Ditto. I ONLY bag if I'm playing catch up after the grass has grown high over several rainy days. Even then, I cut it once, let the clippings "dry" some while I trim and edge, and then go back to bag on the second cut. I find that fresh cut clippings dry out pretty quick if the sun hits them for a while. If you have to bag 'em you can pack more in.
Brian
bobbygedd
10-10-2004, 10:22 PM
bagging is primitive. learn to walk upright, and stop dragging your knuckles.
shepoutside
10-10-2004, 11:03 PM
Most ppl around here have sprinklers, so in this area, we mostly bag, with a break in the mid summer, except this year. Had to bag all year, now is leaf time.
SystemXpert
12-07-2004, 03:30 PM
On Customer Lawns, I mulch the clippings. We use leaf machines to remove leaves and mulch the remaining grass clippings when we mow.
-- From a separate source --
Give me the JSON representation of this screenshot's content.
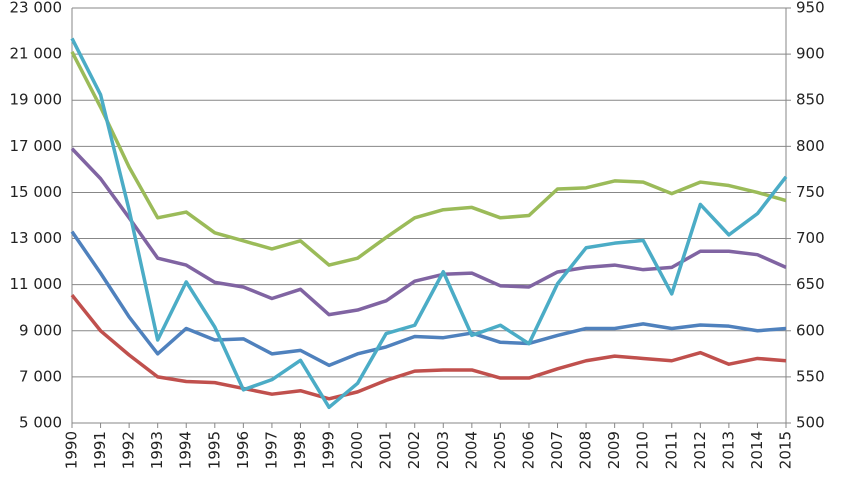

Now as for my Own Lawn...I ALWAYS remove the clippings. However, I empty the bagger into my compost pile that in turn get used in my garden. In my opinion a bagged lawn always looks better. My property has some trees and my neighbor's trees drop lots of crap into my yard. (sticks, pine needles, bark, leaves, nuts, those stupid round prickly balls, etc) If I didn't bag, my lawn would look like crap.